| Autor: |
Arrington CB; Virginia Tech, Department of Chemistry and Macromolecules Innovation Institute (MII), Blacksburg, Virginia 24061, United States., Rau DA; Virginia Tech, Department of Mechanical Engineering and Macromolecules Innovation Institute (MII), Blacksburg, Virginia 24061, United States., Vandenbrande JA; Arizona State University, School of Molecular Science and Biodesign Center for Sustainable Macromolecular Materials and Manufacturing, Tempe, Arizona 85281, United States., Hegde M; University of North Carolina at Chapel Hill, Applied Physical Sciences, Chapel Hill, North Carolina 27599, United States., Williams CB; Virginia Tech, Department of Mechanical Engineering and Macromolecules Innovation Institute (MII), Blacksburg, Virginia 24061, United States., Long TE; Arizona State University, School of Molecular Science and Biodesign Center for Sustainable Macromolecular Materials and Manufacturing, Tempe, Arizona 85281, United States. |
| Abstrakt: |
Fully aromatic polyimides are amenable to efficient carbonization in thin two-dimensional (2D) films due to a complement of aromaticity and planarity of backbone repeating units.

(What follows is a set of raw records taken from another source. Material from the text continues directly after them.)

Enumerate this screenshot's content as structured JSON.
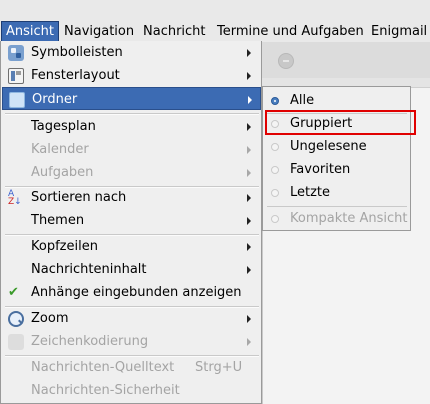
{
  "menubar": {
    "items": [
      {
        "label": "Ansicht",
        "active": true
      },
      {
        "label": "Navigation"
      },
      {
        "label": "Nachricht"
      },
      {
        "label": "Termine und Aufgaben"
      },
      {
        "label": "Enigmail"
      }
    ]
  },
  "menu": {
    "items": [
      {
        "label": "Symbolleisten",
        "icon": "toolbars-icon",
        "submenu": true,
        "enabled": true
      },
      {
        "label": "Fensterlayout",
        "icon": "layout-icon",
        "submenu": true,
        "enabled": true
      },
      {
        "label": "Ordner",
        "icon": "folder-icon",
        "submenu": true,
        "enabled": true,
        "highlighted": true
      },
      {
        "label": "Tagesplan",
        "submenu": true,
        "enabled": true
      },
      {
        "label": "Kalender",
        "submenu": true,
        "enabled": false
      },
      {
        "label": "Aufgaben",
        "submenu": true,
        "enabled": false
      },
      {
        "label": "Sortieren nach",
        "icon": "sort-az-icon",
        "submenu": true,
        "enabled": true
      },
      {
        "label": "Themen",
        "submenu": true,
        "enabled": true
      },
      {
        "label": "Kopfzeilen",
        "submenu": true,
        "enabled": true
      },
      {
        "label": "Nachrichteninhalt",
        "submenu": true,
        "enabled": true
      },
      {
        "label": "Anhänge eingebunden anzeigen",
        "icon": "check-icon",
        "checked": true,
        "enabled": true
      },
      {
        "label": "Zoom",
        "icon": "zoom-icon",
        "submenu": true,
        "enabled": true
      },
      {
        "label": "Zeichenkodierung",
        "icon": "charset-icon",
        "submenu": true,
        "enabled": false
      },
      {
        "label": "Nachrichten-Quelltext",
        "shortcut": "Strg+U",
        "enabled": false
      },
      {
        "label": "Nachrichten-Sicherheit",
        "enabled": false
      }
    ]
  },
  "submenu": {
    "items": [
      {
        "label": "Alle",
        "selected": true,
        "enabled": true
      },
      {
        "label": "Gruppiert",
        "selected": false,
        "enabled": true,
        "outlined": true
      },
      {
        "label": "Ungelesene",
        "selected": false,
        "enabled": true
      },
      {
        "label": "Favoriten",
        "selected": false,
        "enabled": true
      },
      {
        "label": "Letzte",
        "selected": false,
        "enabled": true
      },
      {
        "label": "Kompakte Ansicht",
        "selected": false,
        "enabled": false
      }
    ]
  },
  "colors": {
    "highlight": "#3c6bb3",
    "outline": "#e00000",
    "disabled_text": "#a4a4a4"
  }
}
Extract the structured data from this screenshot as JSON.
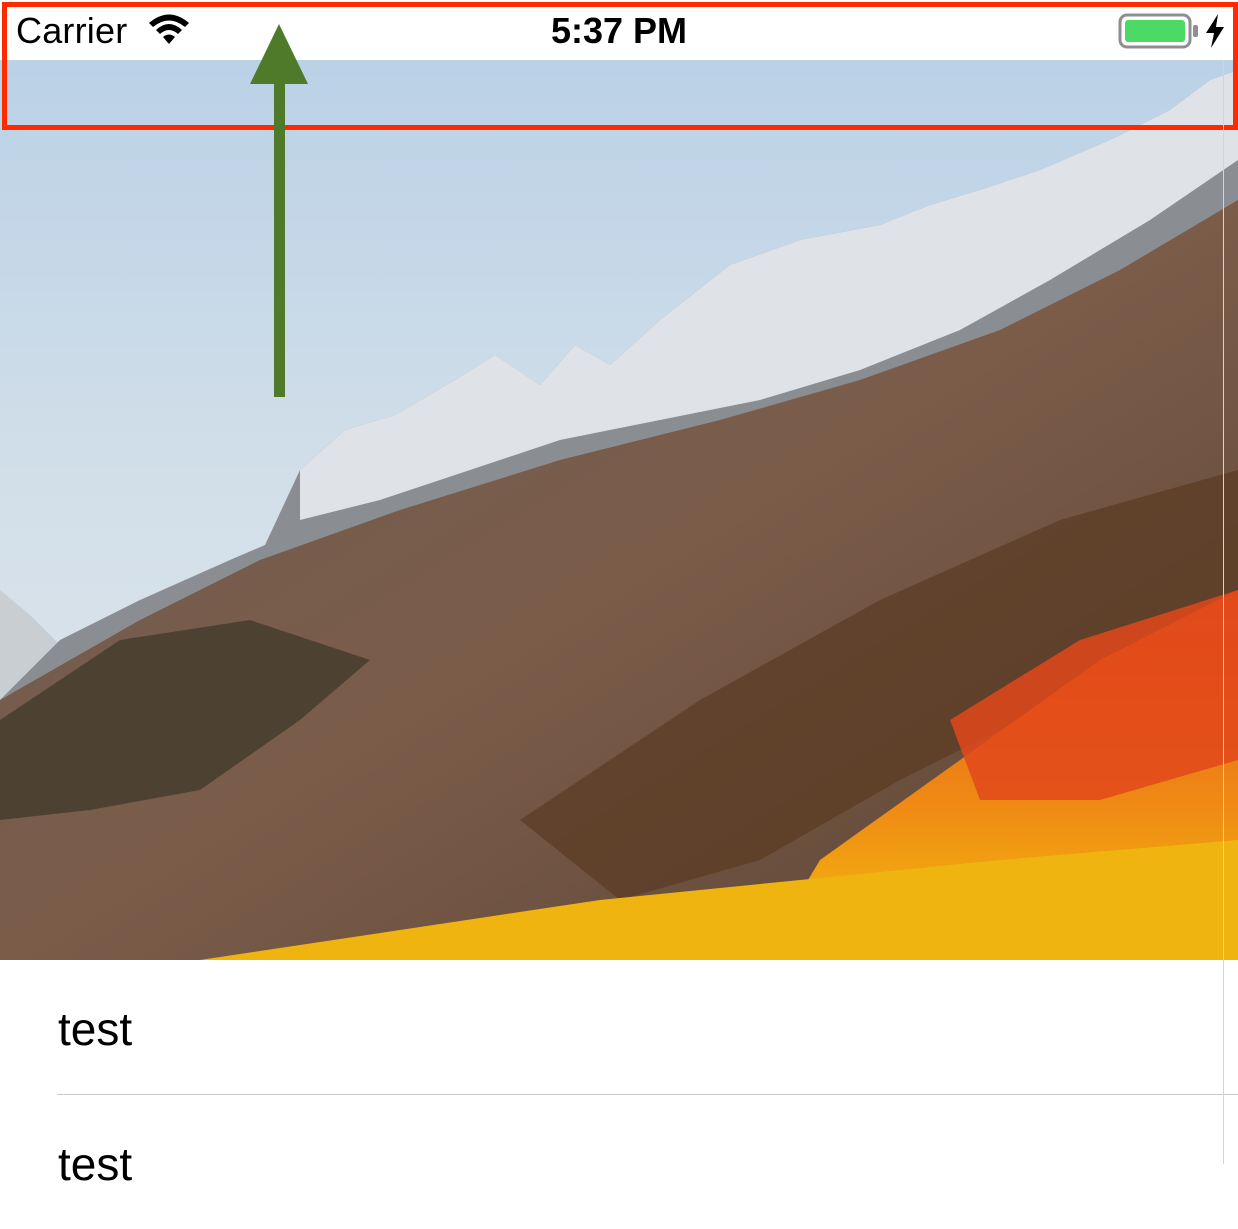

However, repeating unit rigidity traditionally imposes processing limitations, restricting many fully aromatic polyimides, e.g., pyromellitic dianhydride with 4,4'-oxidianiline (PMDA-ODA) polyimides, to a 2D form factor. Recently, research efforts in our laboratories enabled additive manufacturing of micron-scale resolution PMDA-ODA polyimide objects using vat photopolymerization (VP) and ultraviolet-assisted direct ink write (UV-DIW) following careful thermal postprocessing of the three-dimensional (3D) organogel precursors to 400 °C. Further thermal postprocessing of printed objects to 1000 °C induced pyrolysis of the PMDA-ODA objects to disordered carbon. The pyrolyzed objects retained excellent geometric resolution, and Raman spectroscopy displayed characteristic disordered (D) and graphitic (G) carbon bands. Scanning electron microscopy probed the cross-sectional homogeneity of the carbonized samples, revealing an absence of pore formation during carbonization. Likewise, impedance analysis of carbonized specimens indicated only a moderate decrease in conductivity compared to thin films that were pyrolyzed using an identical carbonization process. Facile pyrolysis of PMDA-ODA objects now enables the production of carbonaceous monoliths with complex and predictable three-dimensional geometries using commercially available starting materials. |